Any Outbound Encoding Rules Enforced Upon Leaving The Type
For example, if you are writing a raw JSON output, you can have a method on some type that returns a JSON-encoded string, but it should not change the internal values. At most it may cache the result or something, but it does not change the internal value for the type.
The combination of the value being the “real” value internally and this rule for only encoding into the final output once the final output is known dodges all the many, many issues with the concept of “sanitization” that make sanitization an actively wrong idea. In this setup, no part of the system is responsible for knowing things it can’t know, in particular, the input layer is not required to guess what output may occur someday. The input layer just handles whatever proper decoding is, which it knows, because it is in the input context. The output layer is only responsible for correctly outputting into whatever the output may be, which it knows, because it is in the output context.
What Does A Bare Type Mean?
I program like this fairly routinely. You will find that I still do
have some string
and int
and such in my code. However, in my code
that takes on a particular meaning, which is that the value is truly
unconstrained. When you get something from a network, you don’t need a
NetworkBytes
type. A standard byte array will be fine, because a
standard byte array with no further type annotation already means the
correct thing, which is, this is an array of bytes which have no
further guarantees. A bare string
means that the value is not
constrained, or depending on your langauge, that it is constrained
only by encoding or whatever local considerations your “string” type
may have, as long as the definition matches the value.

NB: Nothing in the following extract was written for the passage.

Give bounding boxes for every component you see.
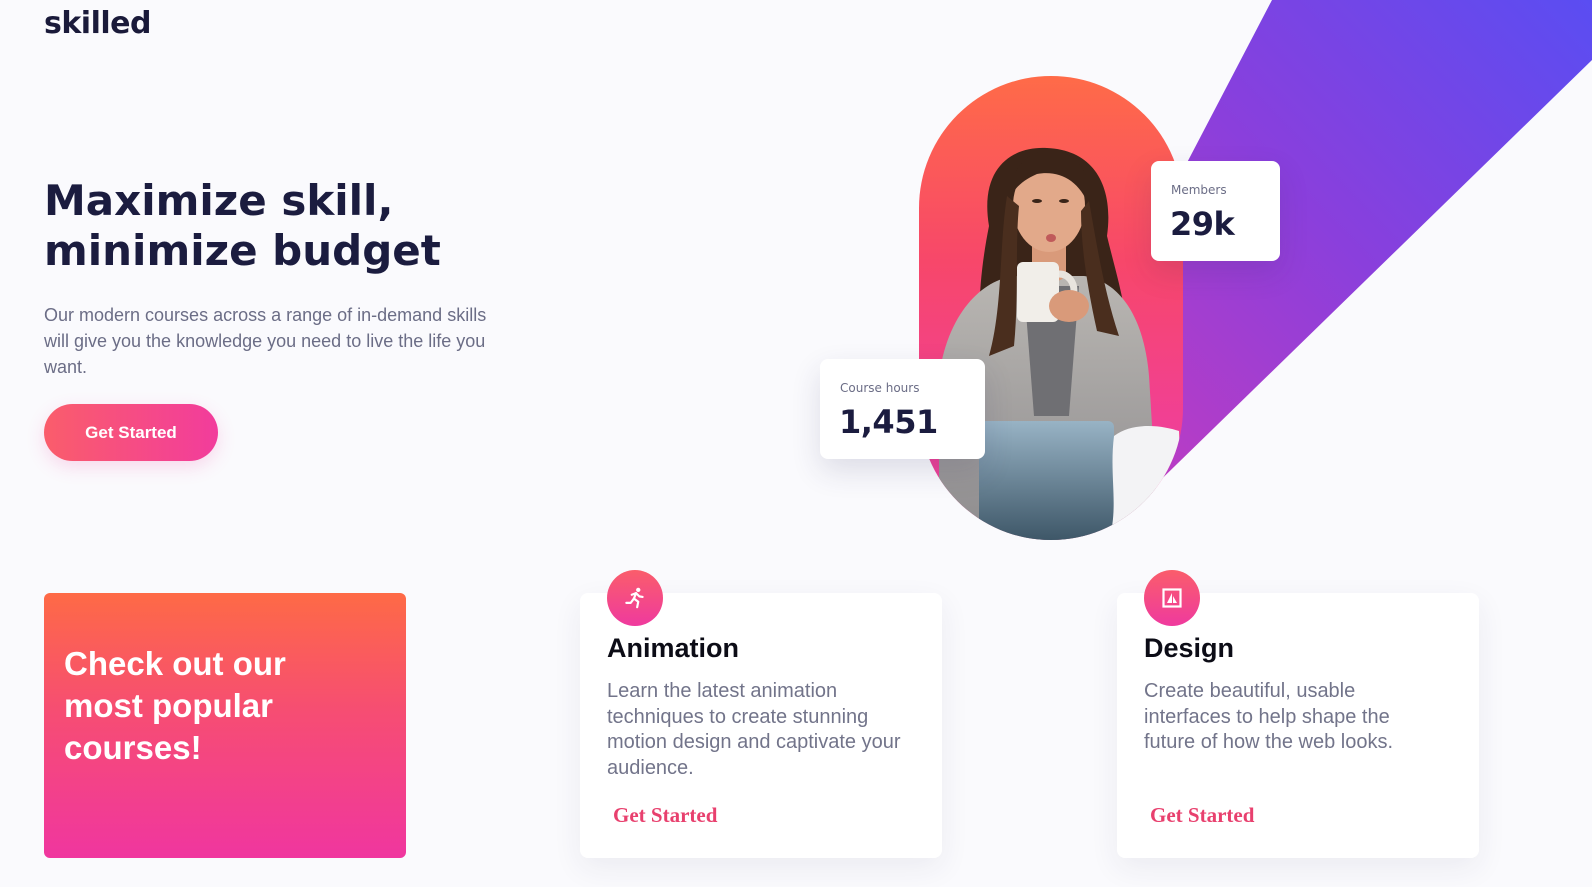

The principles in this post are absolutely something that you can work out from first principles from years of imperative programming with strong types. If Functional Programming teaches anything here it is mostly that by having immutable values it becomes impossible to create invalid values that will be “fixed up” later, so it really leads you in this direction by virtue of removing that crutch from you, and really drives you harder in the direction of realizing that you often need a second type rather than having a single type with “modes”, or a single type that straddles two concepts of validity at the same time. Strict functional programming is excellent practice and a great way to be taught by fire by being all but forced to learn thees practices, but you can learn it from imperative code alone for sure. However, I observe that in practice most do not and I see the same characteristic mistakes over and over again.